Sylvia Navarrete
En el caso de Fermín, afirmar que su experiencia creativa se alimenta de los recuerdos de la infancia no es un lugar común. Fermín nació en Chihuahua. Allí estudió simultáneamente arquitectura y escultura: con la segunda intentaba complementar las nociones de volumen, espacio, materia, luz y sombra, que se aplican en la primera. A fin de cuentas ganó la pintura, “casi accidentalmente”, observa él.
Convencido de la necesidad de un arte público, Fermín realizaba enardecidas pinturas callejeras e ideaba proyectos de murales. Desencantado, se sentó ante el caballete y elaboró paisajes semiabstractos en tonos azulados, con personajes levitando parecidos a los hombres compactos y planos del pintor y dibujante belga Jean-Michel Folon, muy en boga en la década de los setenta.
Esos son los primeros pasos de un estilo que en cuestión de pocos años se fue encontrando y consolidando.
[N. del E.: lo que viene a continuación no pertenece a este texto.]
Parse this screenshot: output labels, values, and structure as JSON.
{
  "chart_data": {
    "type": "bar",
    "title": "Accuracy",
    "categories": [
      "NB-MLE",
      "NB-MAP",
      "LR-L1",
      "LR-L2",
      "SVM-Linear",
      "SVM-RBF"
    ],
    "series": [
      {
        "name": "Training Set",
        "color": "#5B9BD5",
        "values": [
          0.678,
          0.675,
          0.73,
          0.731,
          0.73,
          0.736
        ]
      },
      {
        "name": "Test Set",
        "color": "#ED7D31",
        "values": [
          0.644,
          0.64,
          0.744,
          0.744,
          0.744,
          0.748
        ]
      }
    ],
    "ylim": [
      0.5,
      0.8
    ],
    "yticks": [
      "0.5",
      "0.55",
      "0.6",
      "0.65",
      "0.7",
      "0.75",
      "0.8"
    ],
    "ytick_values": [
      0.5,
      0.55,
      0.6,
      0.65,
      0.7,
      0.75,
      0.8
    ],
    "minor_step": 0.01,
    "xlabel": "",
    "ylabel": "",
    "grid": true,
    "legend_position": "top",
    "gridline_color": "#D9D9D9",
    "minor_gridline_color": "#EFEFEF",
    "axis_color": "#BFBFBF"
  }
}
Aquellos paisajes desnudos e ilimitados que evocan los grandes espacios desprovistos de vegetación de su tierra natal, revelan una visión profundamente arraigada en la memoria de Fermín: “son los grandes mantos de Chihuahua, la intimidad, el contacto epidérmico en el horizonte del cielo y de la tierra, el cielo siempre abajo y pegado a la tierra”.
Los personajes a la manera de Folon se eclipsaron discretamente para dejar entrar en los lienzos a la mujer, siempre arquetípica, múltiple y única —aparece en frisos, desnuda—, silenciosa—nunca se le ve el rostro—y protectora.
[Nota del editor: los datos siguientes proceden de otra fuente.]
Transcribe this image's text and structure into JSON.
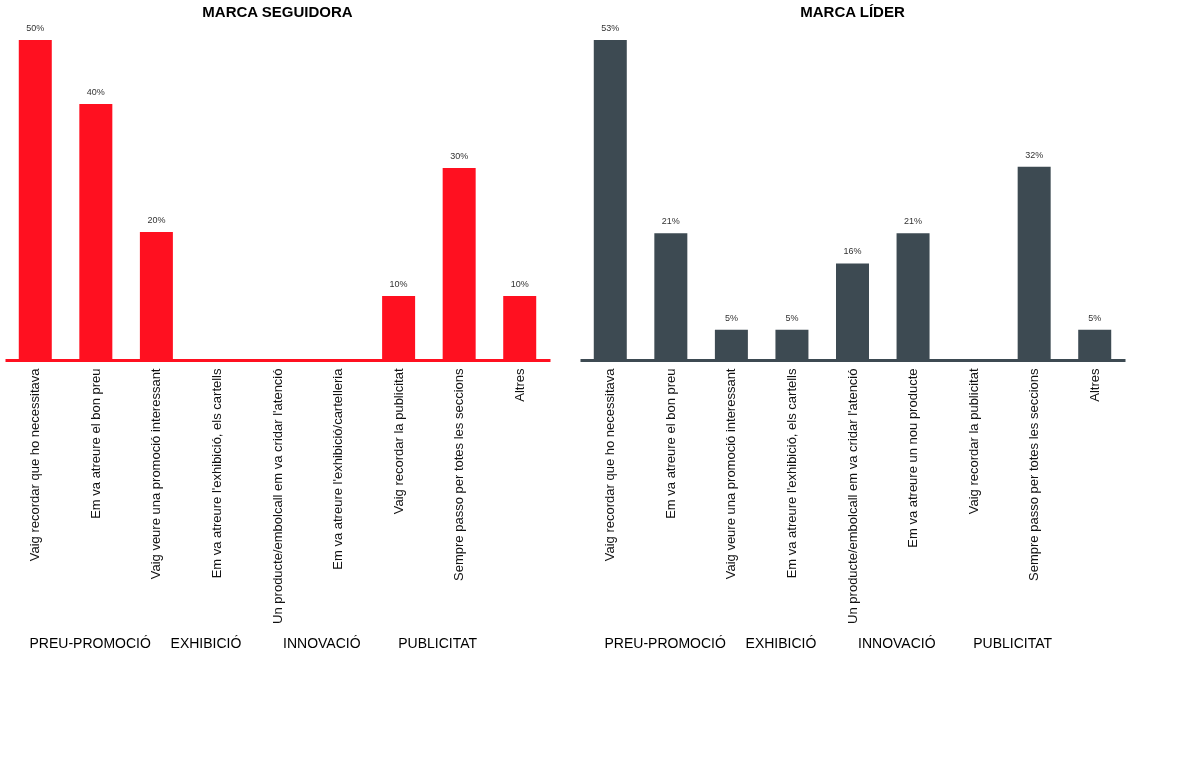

Los cuadros se estructuran ahora alrededor de nuevas escenas nacidas también de recuerdos precisos: los toros, con la arquitectura fantástica de la plaza como escenario teatral, la arena, la mujer atenta, el torero muerto, la sangre carmesí; los gallos y la atmósfera sofocante, el griterío infernal del palenque donde se juega la vida y la muerte, la riqueza y la pobreza; loa ángeles y los crucificados de ese niño “hijo de abuela” que creció en el seno de los ritos litúrgicos, del olor del incienso, de los retablos de las iglesias visitadas a diario.
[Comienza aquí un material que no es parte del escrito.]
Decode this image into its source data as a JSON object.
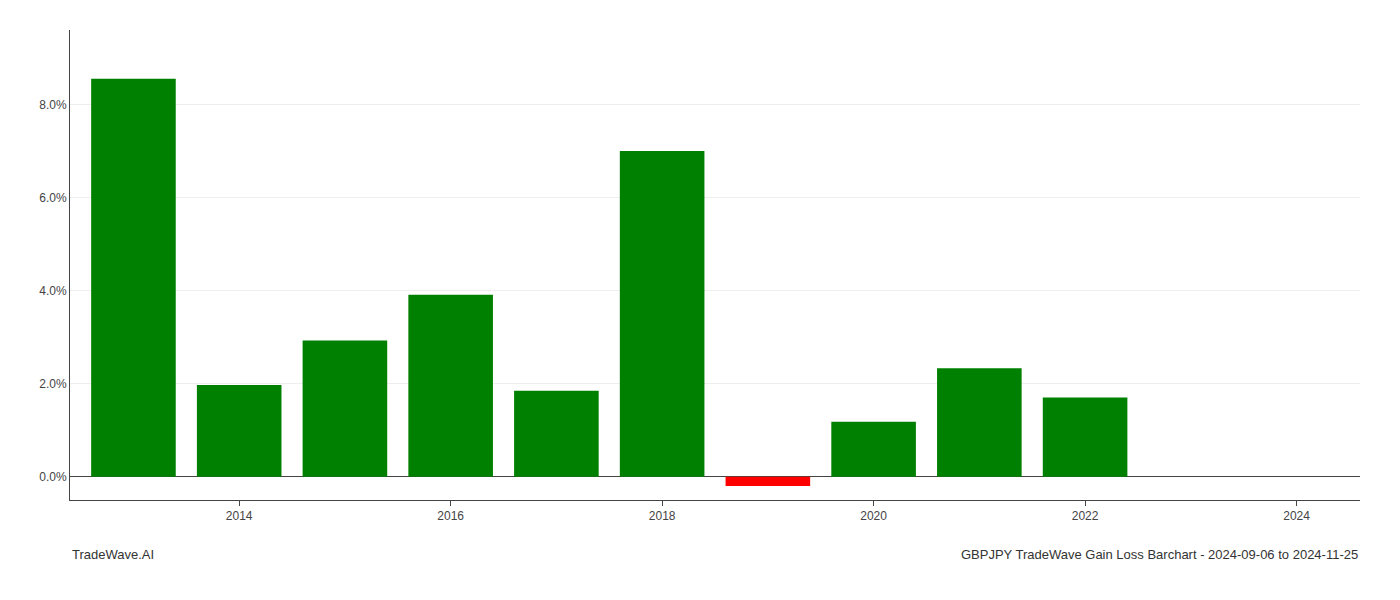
{
  "chart_data": {
    "type": "bar",
    "x": [
      2013,
      2014,
      2015,
      2016,
      2017,
      2018,
      2019,
      2020,
      2021,
      2022
    ],
    "values": [
      0.0855,
      0.0197,
      0.0293,
      0.0391,
      0.0185,
      0.07,
      -0.002,
      0.0118,
      0.0233,
      0.017
    ],
    "colors": [
      "#008000",
      "#008000",
      "#008000",
      "#008000",
      "#008000",
      "#008000",
      "#ff0000",
      "#008000",
      "#008000",
      "#008000"
    ],
    "annotations": [
      "TradeWave.AI",
      "GBPJPY TradeWave Gain Loss Barchart - 2024-09-06 to 2024-11-25"
    ],
    "xlim": [
      2012.4,
      2024.6
    ],
    "xticks": [
      2014,
      2016,
      2018,
      2020,
      2022,
      2024
    ],
    "ylim": [
      -0.005,
      0.096
    ],
    "yticks": [
      {
        "value": 0.0,
        "label": "0.0%"
      },
      {
        "value": 0.02,
        "label": "2.0%"
      },
      {
        "value": 0.04,
        "label": "4.0%"
      },
      {
        "value": 0.06,
        "label": "6.0%"
      },
      {
        "value": 0.08,
        "label": "8.0%"
      }
    ],
    "grid": true
  }
}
Las imágenes de Fermín, más que narrativas (quizás llegan a serlo demasiado) son atmosféricas. El color es uno de los protagonistas más notables de su lenguaje: rojos sangre –el amor, la muerte–, amarillos aterciopelados o sedosos –el oro, el fasto—, tersos azules nocturnos bordados de constelaciones, y su contraparte de gamas terrosas y arenosas, proyectan la pasión contenida de ese artista que disimula el fervor de sus anhelos tras una apariencia reservada.
Pintura Onírica y sensual, ora explosiva, ora meditabunda, de imágenes cuya linealidad y sencillez casi cinematográficas son desmentidas por todo un cuerpo de significados matizados, pintura de factura esmerada y de torpezas deliberadas, la obra de Fermín ofrece una alternativa inteligente a la corriente neomexicanista de estos últimos años.